Un audacieux portraitiste

Le parcours au MBAM, essentiellement chronologique, se découpe par les thèmes que l'artiste aura abordés au fil des ans. Le Rotterdam de sa jeunesse puis le Paris au tournant du XXe siècle ouvrent la visite, suivis de son plaisir à peindre, à dépeindre même, la mondanité et les spectacles forains. Le cirque, la musique, sujets clés chez les post-impressionnistes, sont fort présents. On y retrouve le chef-d'oeuvre Les Lutteuses, sorte de pendant fauve, en plus agressif malgré sa teinte rosée, du contemporain Les Demoiselles d'Avignon, de Picasso.

Ces premières salles, très denses, semblent aux antipodes des autres, plus épurées. Comme si, à force d'avancer dans le temps, les commissaires (Nathalie Bondil, du MBAM, et Jean-Michel Bouhours, de Monaco, aujourd'hui au Centre Pompidou) avaient dû élaguer. Si les formats sont plus imposants, la qualité des oeuvres, elle, diminue.

Le monde s'entend pour dire que Van Dongen, mort presque centenaire, a produit l'essentiel de son oeuvre avant 1930. L'expo dépasse d'ailleurs très peu cette limite, à peine quelques huiles, exposées à Monaco seulement, et deux tableaux tardifs, et passablement plus faibles, acquis par le Musée d'art contemporain de Montréal (!) sur don de Max Stern.
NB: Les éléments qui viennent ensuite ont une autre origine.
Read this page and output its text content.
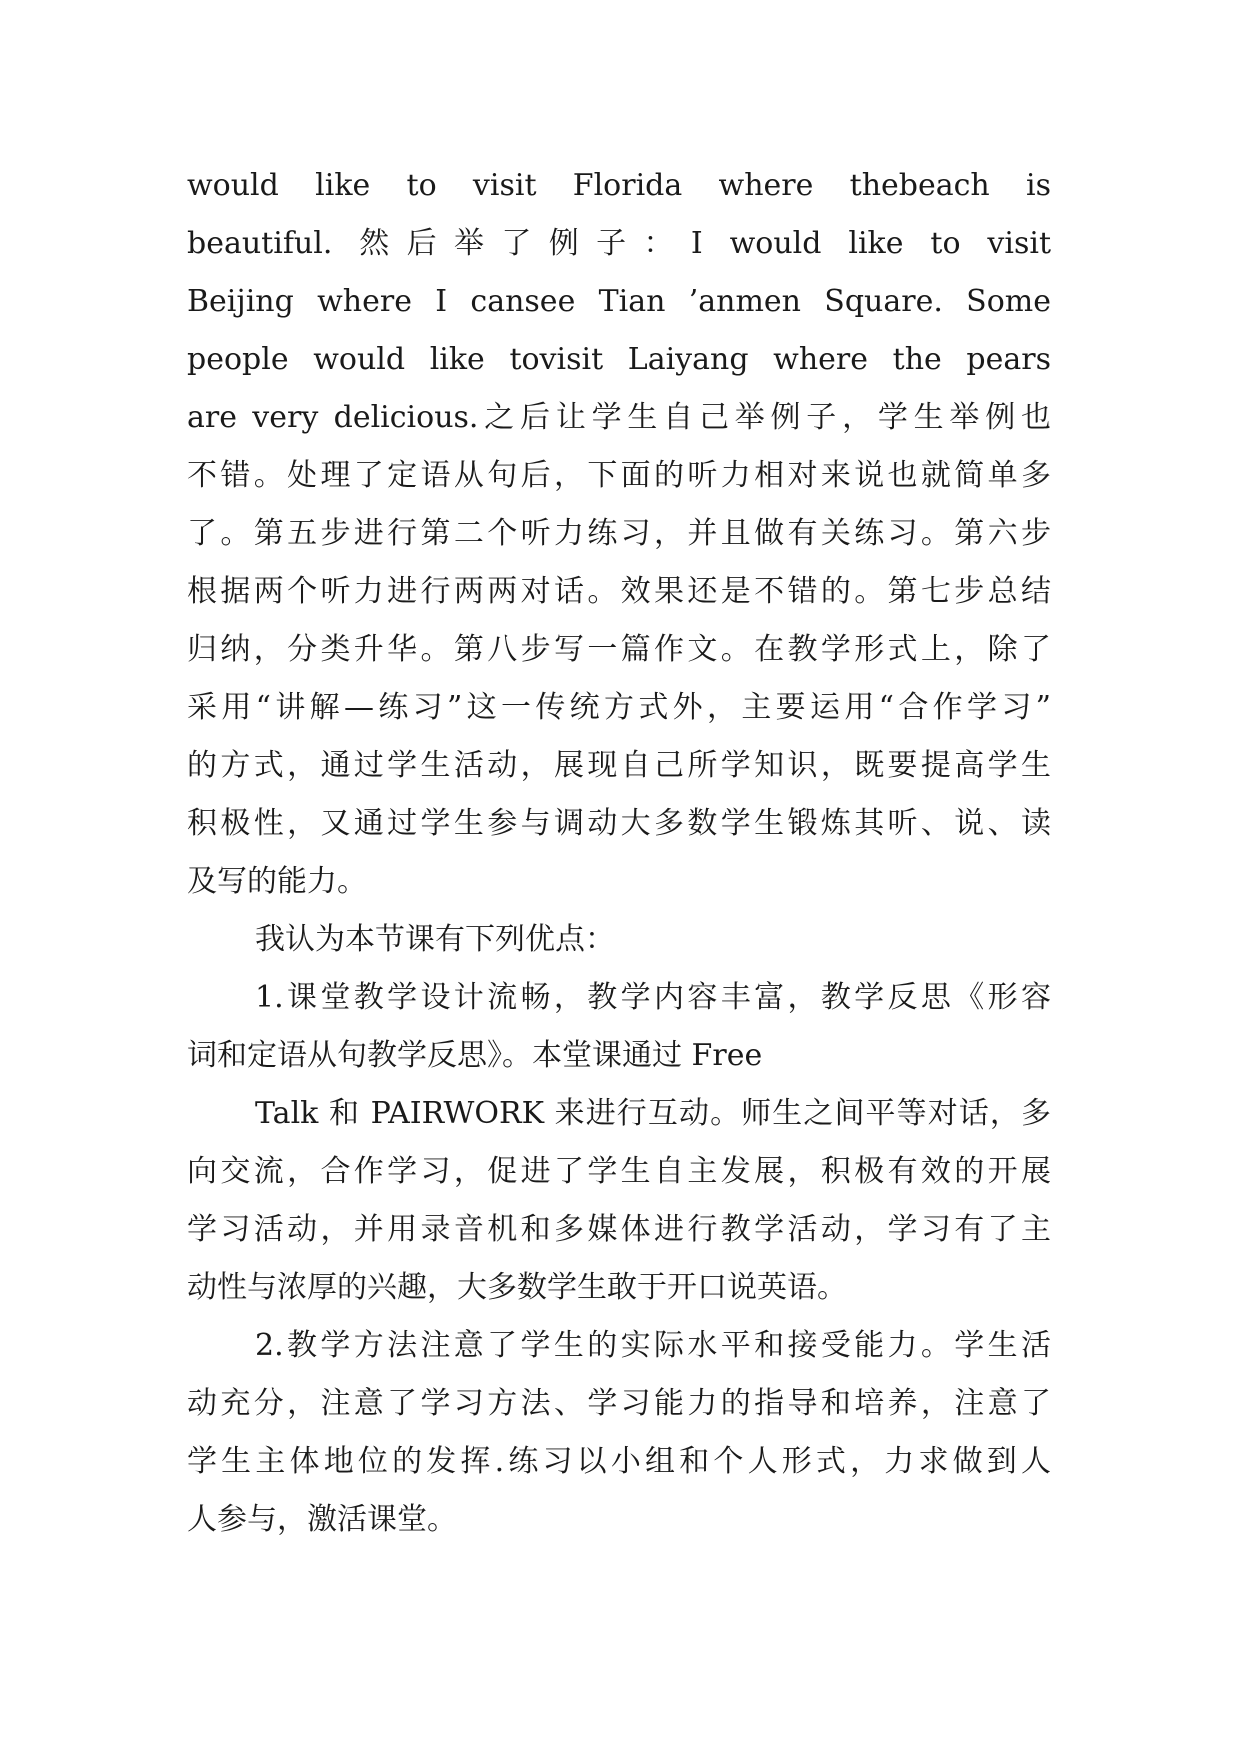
would like to visit Florida where thebeach is
beautiful. 然后举了例子：I would like to visit
Beijing where I cansee Tian ’anmen Square. Some
people would like tovisit Laiyang where the pears
are very delicious.之后让学生自己举例子，学生举例也
不错。处理了定语从句后，下面的听力相对来说也就简单多
了。第五步进行第二个听力练习，并且做有关练习。第六步
根据两个听力进行两两对话。效果还是不错的。第七步总结
归纳，分类升华。第八步写一篇作文。在教学形式上，除了
采用“讲解—练习”这一传统方式外，主要运用“合作学习”
的方式，通过学生活动，展现自己所学知识，既要提高学生
积极性，又通过学生参与调动大多数学生锻炼其听、说、读
及写的能力。
我认为本节课有下列优点：
1.课堂教学设计流畅，教学内容丰富，教学反思《形容
词和定语从句教学反思》。本堂课通过 Free
Talk 和 PAIRWORK 来进行互动。师生之间平等对话，多
向交流，合作学习，促进了学生自主发展，积极有效的开展
学习活动，并用录音机和多媒体进行教学活动，学习有了主
动性与浓厚的兴趣，大多数学生敢于开口说英语。
2.教学方法注意了学生的实际水平和接受能力。学生活
动充分，注意了学习方法、学习能力的指导和培养，注意了
学生主体地位的发挥.练习以小组和个人形式，力求做到人
人参与，激活课堂。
Le Crachin, Normandie (1950) et La Première Communiante (1956), présentés d'ailleurs en fin de parcours à Montréal, font partie d'un petit ensemble qui détonne par son sujet (des paysages).

Van Dongen aura été un portraitiste. Talentueux, sans doute, surtout audacieux. Ses personnages, presque exclusivement féminins, sans surprise, relèvent souvent plus d'un regard caustique que glorieux, d'une approche volontairement anarchique, où les défauts et les poses peu avantageuses dominent. La série autour du personnage «Fernande» est exemplaire de cette peinture très caricaturale d'où se démarque l'oeuvre Fernande Olivier ou l'Espagnole, avec ses bras levés.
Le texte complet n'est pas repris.